Today StackOverflow have temporarily banned the use of GPT based answers (see here). People who are suspected to be posting ChatGPT answers without vetting them will get sanctions. Perhaps biostars should follow suit and place a notice along the same lines.
For example, take the most recent post at the time of writing. ChatGPT returned the answer attached in screenshots. This may not be the best example but it was quick to produce and would detract from the valuable help that is currently being provided in the replies.
Regardless, I'd be interested to hear what others think...
I'd almost want to go the other direction and have the ChatGPT answer come up on question posting, e.g.:
1) User enters question
2) User hits [Post] button
3) Window pops up containing the ChatGPT answer and "Does this answer your question?" [Yes] [No]
4) On YES, question is posted with ChatGPT answer pre-marked as the accepted answer; on NO the question is posted alone and without a GPT response
That would be great! However, I suspect lower quality questions might get lower quality answers. This will disproportionately impact newer bioinformaticians who might struggle to vet the proposed answers in some unfortunate cases where the answer produces a semi-plausible looking result and not a straight error or empty file.
I can definitely see it going that way in the future for all sorts of support services though
How are beginners going to know if this is a good answer that actually solved their problem ? They are the very last people who could actually verify that an answer is a good and correct. ChatGPT seems to be very good at posting answers which sound and look right but are actually a load of garbage. The good thing about this community is that most people answering are experts and there are a lot of intricacies in bioinformatics which can only be addressed by experts. For that reason I don’t see this working for the current time.

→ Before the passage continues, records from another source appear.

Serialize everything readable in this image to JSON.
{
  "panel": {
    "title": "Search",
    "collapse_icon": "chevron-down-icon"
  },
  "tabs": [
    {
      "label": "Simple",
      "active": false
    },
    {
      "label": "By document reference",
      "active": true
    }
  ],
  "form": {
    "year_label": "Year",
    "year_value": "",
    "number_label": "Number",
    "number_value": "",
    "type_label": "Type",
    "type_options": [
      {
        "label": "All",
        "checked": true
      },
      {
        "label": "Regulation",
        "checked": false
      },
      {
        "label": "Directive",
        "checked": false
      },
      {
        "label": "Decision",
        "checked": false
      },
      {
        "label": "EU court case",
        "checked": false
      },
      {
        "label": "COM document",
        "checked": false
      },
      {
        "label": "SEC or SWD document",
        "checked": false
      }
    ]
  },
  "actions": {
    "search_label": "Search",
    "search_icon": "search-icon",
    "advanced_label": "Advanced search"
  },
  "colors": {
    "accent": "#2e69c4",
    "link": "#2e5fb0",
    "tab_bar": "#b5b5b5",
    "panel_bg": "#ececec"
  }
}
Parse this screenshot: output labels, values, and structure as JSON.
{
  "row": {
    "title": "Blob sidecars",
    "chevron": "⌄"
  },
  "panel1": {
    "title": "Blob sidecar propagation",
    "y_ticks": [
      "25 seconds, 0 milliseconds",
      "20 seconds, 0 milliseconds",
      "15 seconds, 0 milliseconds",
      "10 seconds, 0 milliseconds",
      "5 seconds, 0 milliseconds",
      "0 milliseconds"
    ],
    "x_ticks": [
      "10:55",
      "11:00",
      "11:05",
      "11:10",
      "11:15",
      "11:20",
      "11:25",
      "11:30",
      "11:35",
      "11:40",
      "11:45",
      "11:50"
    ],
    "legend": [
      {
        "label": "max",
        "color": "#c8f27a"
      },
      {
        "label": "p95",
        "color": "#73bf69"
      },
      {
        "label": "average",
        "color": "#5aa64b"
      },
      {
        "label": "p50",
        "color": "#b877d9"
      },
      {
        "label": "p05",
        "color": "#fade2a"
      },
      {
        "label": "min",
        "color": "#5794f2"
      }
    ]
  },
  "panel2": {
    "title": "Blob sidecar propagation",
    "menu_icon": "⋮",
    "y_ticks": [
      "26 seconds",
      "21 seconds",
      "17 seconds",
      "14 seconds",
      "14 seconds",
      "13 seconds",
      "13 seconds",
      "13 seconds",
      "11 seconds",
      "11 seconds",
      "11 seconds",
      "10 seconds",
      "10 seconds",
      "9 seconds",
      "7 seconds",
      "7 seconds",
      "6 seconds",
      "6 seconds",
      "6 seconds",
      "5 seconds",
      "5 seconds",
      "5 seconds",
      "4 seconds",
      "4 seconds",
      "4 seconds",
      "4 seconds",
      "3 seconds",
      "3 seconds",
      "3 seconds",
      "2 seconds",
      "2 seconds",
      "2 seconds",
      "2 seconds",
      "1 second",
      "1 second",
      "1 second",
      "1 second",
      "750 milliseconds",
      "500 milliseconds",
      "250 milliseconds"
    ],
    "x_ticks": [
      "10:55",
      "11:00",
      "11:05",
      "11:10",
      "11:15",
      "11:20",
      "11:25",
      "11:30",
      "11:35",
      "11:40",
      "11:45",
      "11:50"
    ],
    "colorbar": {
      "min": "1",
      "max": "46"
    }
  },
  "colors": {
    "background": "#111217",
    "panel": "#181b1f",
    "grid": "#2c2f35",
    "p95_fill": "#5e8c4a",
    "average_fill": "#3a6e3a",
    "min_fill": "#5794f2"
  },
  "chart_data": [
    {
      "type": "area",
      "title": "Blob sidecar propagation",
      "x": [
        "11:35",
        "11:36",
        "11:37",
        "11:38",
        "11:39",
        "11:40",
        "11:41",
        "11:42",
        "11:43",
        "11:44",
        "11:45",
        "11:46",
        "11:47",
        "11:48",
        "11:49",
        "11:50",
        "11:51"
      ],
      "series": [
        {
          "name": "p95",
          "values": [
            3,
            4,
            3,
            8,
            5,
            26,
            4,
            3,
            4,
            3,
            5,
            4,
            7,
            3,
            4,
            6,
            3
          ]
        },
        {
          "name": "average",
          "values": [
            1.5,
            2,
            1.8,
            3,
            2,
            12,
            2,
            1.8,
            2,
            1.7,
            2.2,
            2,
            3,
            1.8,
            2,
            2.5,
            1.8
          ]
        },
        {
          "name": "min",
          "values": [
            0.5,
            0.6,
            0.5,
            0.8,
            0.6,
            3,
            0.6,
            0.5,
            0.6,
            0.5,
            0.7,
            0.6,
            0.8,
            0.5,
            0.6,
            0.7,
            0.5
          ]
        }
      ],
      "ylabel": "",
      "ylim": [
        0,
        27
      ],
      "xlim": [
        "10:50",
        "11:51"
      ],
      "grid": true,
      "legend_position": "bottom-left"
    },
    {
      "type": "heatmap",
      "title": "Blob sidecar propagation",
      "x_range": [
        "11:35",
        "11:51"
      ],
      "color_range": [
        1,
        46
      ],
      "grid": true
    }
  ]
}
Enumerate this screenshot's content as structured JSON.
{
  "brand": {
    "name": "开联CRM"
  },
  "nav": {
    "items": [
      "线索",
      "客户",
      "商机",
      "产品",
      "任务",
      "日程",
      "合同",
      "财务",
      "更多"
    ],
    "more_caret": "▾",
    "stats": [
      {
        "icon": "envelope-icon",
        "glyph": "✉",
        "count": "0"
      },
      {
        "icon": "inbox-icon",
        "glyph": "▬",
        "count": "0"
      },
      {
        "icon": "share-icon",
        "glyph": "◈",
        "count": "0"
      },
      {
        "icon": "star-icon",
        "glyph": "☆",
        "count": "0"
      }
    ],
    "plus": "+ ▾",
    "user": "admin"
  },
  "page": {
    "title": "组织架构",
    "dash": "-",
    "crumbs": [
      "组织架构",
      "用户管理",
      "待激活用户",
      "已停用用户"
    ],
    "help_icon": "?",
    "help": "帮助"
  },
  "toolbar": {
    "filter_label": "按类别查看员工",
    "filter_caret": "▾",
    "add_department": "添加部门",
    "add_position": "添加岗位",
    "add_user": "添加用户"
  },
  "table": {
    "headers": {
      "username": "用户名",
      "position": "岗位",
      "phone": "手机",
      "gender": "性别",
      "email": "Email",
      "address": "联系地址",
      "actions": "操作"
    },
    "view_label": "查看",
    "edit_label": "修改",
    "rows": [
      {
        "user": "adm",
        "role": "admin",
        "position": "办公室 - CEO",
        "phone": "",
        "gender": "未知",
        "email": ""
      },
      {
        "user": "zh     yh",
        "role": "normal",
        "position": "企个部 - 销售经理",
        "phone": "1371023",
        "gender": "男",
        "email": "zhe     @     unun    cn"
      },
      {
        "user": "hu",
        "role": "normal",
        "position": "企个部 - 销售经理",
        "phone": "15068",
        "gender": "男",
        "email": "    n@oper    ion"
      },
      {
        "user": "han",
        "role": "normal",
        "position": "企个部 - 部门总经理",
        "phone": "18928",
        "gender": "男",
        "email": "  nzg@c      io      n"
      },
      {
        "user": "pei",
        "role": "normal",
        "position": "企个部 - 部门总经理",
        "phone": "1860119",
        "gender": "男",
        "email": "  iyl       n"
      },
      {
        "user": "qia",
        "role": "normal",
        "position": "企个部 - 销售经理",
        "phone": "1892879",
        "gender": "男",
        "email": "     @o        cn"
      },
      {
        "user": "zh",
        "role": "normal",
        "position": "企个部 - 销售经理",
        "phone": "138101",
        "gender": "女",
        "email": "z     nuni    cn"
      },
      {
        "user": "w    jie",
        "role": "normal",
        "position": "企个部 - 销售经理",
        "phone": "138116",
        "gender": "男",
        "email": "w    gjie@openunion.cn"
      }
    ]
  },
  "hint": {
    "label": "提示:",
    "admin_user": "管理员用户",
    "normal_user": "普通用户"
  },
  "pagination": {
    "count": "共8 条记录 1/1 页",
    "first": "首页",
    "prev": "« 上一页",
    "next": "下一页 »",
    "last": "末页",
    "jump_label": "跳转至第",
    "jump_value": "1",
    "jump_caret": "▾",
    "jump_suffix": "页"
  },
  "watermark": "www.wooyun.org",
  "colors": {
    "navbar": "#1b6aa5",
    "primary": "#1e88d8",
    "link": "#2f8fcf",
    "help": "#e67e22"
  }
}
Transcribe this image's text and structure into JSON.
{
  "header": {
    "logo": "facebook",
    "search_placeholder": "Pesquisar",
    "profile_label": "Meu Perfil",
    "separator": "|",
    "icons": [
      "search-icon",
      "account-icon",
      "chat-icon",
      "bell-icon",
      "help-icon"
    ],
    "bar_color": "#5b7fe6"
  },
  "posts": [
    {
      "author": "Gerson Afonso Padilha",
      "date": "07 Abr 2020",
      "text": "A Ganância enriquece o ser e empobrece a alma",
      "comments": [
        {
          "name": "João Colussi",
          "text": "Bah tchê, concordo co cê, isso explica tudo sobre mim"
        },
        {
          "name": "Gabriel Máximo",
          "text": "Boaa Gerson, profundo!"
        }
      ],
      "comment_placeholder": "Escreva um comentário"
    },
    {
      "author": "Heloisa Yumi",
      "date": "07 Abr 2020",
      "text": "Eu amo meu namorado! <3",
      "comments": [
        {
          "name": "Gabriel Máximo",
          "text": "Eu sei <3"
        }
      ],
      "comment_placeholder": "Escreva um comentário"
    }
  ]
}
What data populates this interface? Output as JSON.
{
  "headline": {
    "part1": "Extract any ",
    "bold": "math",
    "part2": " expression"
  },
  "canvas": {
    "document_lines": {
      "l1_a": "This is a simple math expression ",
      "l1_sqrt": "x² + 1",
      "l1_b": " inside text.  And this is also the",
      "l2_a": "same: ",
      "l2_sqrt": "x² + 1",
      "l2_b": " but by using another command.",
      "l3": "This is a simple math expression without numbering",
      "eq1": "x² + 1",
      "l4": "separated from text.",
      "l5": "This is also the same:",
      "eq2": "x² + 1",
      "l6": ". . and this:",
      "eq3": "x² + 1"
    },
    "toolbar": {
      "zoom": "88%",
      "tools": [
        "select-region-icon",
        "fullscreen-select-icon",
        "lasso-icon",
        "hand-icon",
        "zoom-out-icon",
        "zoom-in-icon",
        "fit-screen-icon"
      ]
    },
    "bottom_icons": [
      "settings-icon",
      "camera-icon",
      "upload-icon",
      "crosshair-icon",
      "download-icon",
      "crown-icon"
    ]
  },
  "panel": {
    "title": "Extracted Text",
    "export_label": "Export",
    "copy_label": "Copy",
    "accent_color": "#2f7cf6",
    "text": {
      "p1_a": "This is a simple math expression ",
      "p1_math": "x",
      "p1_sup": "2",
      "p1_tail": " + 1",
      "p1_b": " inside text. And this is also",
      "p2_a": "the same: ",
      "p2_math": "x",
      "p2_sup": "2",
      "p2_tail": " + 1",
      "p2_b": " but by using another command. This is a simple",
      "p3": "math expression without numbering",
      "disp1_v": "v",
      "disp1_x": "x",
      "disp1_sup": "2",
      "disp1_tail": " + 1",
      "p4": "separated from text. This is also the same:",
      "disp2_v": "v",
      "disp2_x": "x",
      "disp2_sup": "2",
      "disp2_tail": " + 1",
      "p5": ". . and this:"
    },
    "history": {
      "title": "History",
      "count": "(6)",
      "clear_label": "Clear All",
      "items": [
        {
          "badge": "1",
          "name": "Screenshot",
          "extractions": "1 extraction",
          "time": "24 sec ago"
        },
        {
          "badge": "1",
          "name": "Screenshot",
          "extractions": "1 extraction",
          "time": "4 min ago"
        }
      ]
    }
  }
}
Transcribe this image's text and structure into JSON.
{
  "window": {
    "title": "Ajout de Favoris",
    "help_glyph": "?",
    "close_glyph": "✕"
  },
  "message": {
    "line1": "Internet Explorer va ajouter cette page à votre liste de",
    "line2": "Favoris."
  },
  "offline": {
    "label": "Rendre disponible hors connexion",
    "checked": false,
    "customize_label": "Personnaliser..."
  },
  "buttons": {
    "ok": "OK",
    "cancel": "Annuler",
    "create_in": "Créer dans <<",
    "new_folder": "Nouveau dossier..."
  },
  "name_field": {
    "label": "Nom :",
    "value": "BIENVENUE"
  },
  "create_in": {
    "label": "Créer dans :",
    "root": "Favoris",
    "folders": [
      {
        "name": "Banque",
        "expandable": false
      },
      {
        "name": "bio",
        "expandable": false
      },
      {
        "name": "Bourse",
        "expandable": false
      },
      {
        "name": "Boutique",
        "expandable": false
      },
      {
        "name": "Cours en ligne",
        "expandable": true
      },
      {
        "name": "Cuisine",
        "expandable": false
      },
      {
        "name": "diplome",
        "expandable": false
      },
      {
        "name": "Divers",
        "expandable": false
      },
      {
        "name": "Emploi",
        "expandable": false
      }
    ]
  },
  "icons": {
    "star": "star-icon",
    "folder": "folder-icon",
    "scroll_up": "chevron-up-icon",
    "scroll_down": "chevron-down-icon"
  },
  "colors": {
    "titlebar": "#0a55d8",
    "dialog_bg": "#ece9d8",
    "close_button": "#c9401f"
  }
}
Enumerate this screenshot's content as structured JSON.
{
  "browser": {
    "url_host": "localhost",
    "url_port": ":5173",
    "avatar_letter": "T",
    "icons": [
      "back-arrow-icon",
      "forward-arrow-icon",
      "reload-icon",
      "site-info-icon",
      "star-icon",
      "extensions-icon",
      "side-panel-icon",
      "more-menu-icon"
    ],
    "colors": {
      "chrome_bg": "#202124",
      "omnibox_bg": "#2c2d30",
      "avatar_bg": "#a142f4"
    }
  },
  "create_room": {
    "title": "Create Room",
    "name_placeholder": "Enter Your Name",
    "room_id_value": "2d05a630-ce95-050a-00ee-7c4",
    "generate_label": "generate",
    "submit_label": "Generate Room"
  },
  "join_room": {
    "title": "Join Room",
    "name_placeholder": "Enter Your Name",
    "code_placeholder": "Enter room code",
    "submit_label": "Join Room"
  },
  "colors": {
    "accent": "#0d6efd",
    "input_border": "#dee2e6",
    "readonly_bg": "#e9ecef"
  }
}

Presumably by running the code and checking if the output is correct. Or is is established that beginners are so hopeless they cannot even do this?
That might work for simple coding questions like 'How do I merge a data frame with another?' (although the experience from Stack Overflow is that even simple questions can be got wrong). But it would fail with questions like 'What are best practices RNAseq experiments with x replicates with an over dispersed phenotype and low quality RNA.... etc' or 'What's the best algorithm for this de novo assembly....'. Bioinformatics can be very complex and context specific, so beginners (and often experts as well!) have absolutely no clue whether answers to even moderately complex questions with no simple yes/no answer are correct or not and marking them as correct on that basis could seriously mislead future readers.
This isn't meant to rip on beginners, but more to highlight how much knowledge is needed to even ascertain whether something is correct or not.
In my limited experience here, by far the most common case is the simple one...
That's actually pretty smart. Roughly 80% of the questions here, especially those that are coding-related, can be ansered by ChatGPT.
ChatGPT is what prompted @Istvan to post this yesterday: Add artificial intelligence training related disclaimers to your profile
I saw that and it prompted me to make a similar discussion when I saw the news from StackOverflow. Perhaps its not a novel enough thought and should have gone in a reply to that post.